The fact that Palooka raises pedophilia in this context is beneath contempt. Even so, I would point out that the cases listed above all implicitly involve those old enough to enter contractual agreements. Even if pedophilia is biologically determined, a biologically doomed pedophile can't claim a right to exact sex from those who aren't competent to consent to it.

"I do not personally consider homosexuality immoral, but I am not certain of the efficacy of gay marriages in the rearing of children."

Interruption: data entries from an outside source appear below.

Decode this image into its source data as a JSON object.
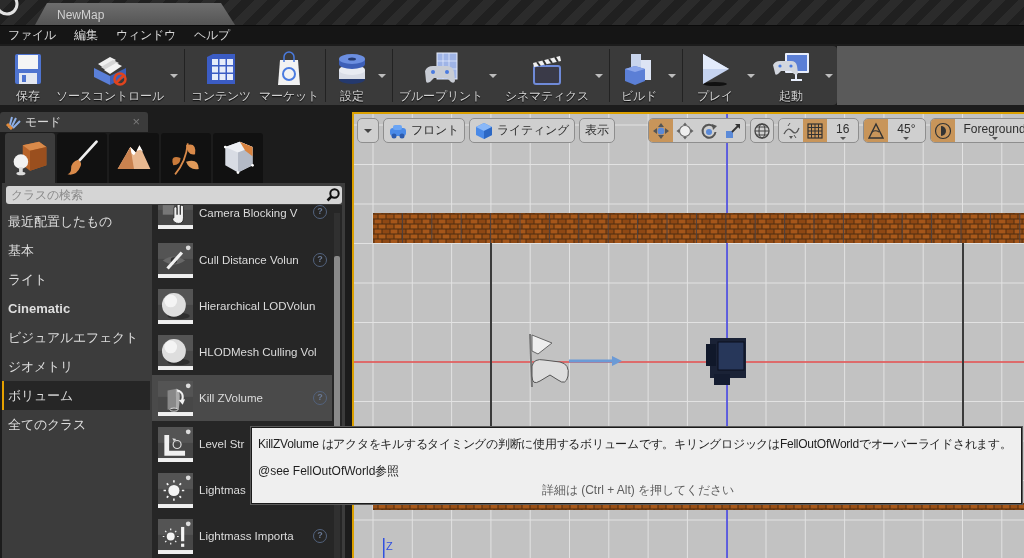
{
  "title_bar": {
    "document_tab": "NewMap"
  },
  "menu": [
    "ファイル",
    "編集",
    "ウィンドウ",
    "ヘルプ"
  ],
  "toolbar": {
    "groups": [
      {
        "buttons": [
          {
            "label": "保存",
            "dropdown": false
          },
          {
            "label": "ソースコントロール",
            "dropdown": true
          }
        ]
      },
      {
        "buttons": [
          {
            "label": "コンテンツ",
            "dropdown": false
          },
          {
            "label": "マーケット",
            "dropdown": false
          }
        ]
      },
      {
        "buttons": [
          {
            "label": "設定",
            "dropdown": true
          }
        ]
      },
      {
        "buttons": [
          {
            "label": "ブループリント",
            "dropdown": true
          },
          {
            "label": "シネマティクス",
            "dropdown": true
          }
        ]
      },
      {
        "buttons": [
          {
            "label": "ビルド",
            "dropdown": true
          }
        ]
      },
      {
        "buttons": [
          {
            "label": "プレイ",
            "dropdown": true
          },
          {
            "label": "起動",
            "dropdown": true
          }
        ]
      }
    ]
  },
  "modes_panel": {
    "title": "モード",
    "close": "×",
    "mode_tabs": [
      {
        "selected": true
      },
      {
        "selected": false
      },
      {
        "selected": false
      },
      {
        "selected": false
      },
      {
        "selected": false
      }
    ],
    "search": {
      "placeholder": "クラスの検索"
    },
    "categories": [
      {
        "label": "最近配置したもの",
        "selected": false,
        "emphasized": false
      },
      {
        "label": "基本",
        "selected": false,
        "emphasized": false
      },
      {
        "label": "ライト",
        "selected": false,
        "emphasized": false
      },
      {
        "label": "Cinematic",
        "selected": false,
        "emphasized": true
      },
      {
        "label": "ビジュアルエフェクト",
        "selected": false,
        "emphasized": false
      },
      {
        "label": "ジオメトリ",
        "selected": false,
        "emphasized": false
      },
      {
        "label": "ボリューム",
        "selected": true,
        "emphasized": false
      },
      {
        "label": "全てのクラス",
        "selected": false,
        "emphasized": false
      }
    ],
    "classes": [
      {
        "label": "Camera Blocking V",
        "help": "?",
        "selected": false
      },
      {
        "label": "Cull Distance Volun",
        "help": "?",
        "selected": false
      },
      {
        "label": "Hierarchical LODVolun",
        "selected": false
      },
      {
        "label": "HLODMesh Culling Vol",
        "selected": false
      },
      {
        "label": "Kill ZVolume",
        "help": "?",
        "selected": true
      },
      {
        "label": "Level Str",
        "selected": false
      },
      {
        "label": "Lightmas",
        "selected": false
      },
      {
        "label": "Lightmass Importa",
        "help": "?",
        "selected": false
      }
    ]
  },
  "viewport": {
    "toolbar": {
      "buttons": [
        {
          "label": "フロント"
        },
        {
          "label": "ライティング"
        },
        {
          "label": "表示"
        }
      ],
      "transform_tools": [
        {
          "selected": true
        },
        {
          "selected": false
        },
        {
          "selected": false
        },
        {
          "selected": false
        }
      ],
      "surface_snap": {
        "on": false
      },
      "grid_snap": {
        "on": true,
        "value": "16"
      },
      "rotation_snap": {
        "on": true,
        "value": "45°"
      },
      "layer": {
        "on": true,
        "value": "Foreground"
      }
    },
    "axis_label": "Z"
  },
  "tooltip": {
    "description": "KillZVolume はアクタをキルするタイミングの判断に使用するボリュームです。キリングロジックはFellOutOfWorldでオーバーライドされます。",
    "see_also": "@see FellOutOfWorld参照",
    "hint": "詳細は (Ctrl + Alt) を押してください"
  }
}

The efficacy of gay marriages in the rearing of children is stupidly irrelevant. Gay people are having children now. Denying them the right to a stable family dynamic isn't going to make them choose to enter heterosexual marriages. This is the important point. It doesn't matter whether gay marriages are as good as straight marriages for raising children. What matters is whether being in a gay married household is better for children than being in a gay unmarried household, because that is the only choice at hand. I see no reason why conservatives should oppose unmarried cohabitation for straights but fight tooth and nail to ensure it for gays. Again -- the gays aren't drafting from your team, guy, nor you from theirs.

Corey

"We are asking the simple question: may the state promote traditional marriage and not gay marriage?"

No. Simple answer. Thanks for reading.

50 years ago, the question would have been: may the state (of Virginia) promote traditional marriage and not inter-racial marriage?

But really, both those questions beg themselves. It isn't that the state is promoting one instead of the other. It is that the state is/was banning one. Banning something is worse than not promoting it.

John Kelsey

I've never been convinced that finding a gay gene would fundamentally change most peoples' attitudes about the morality of homosexuality. Being black is 100% genetically determined, being Mormon is not genetically determined at all (modulo some assumptions about heritability of tendency to religion), but discrimination against both groups is illegal and socially unacceptable today. And both groups faced both official and freelance discrimination in the past.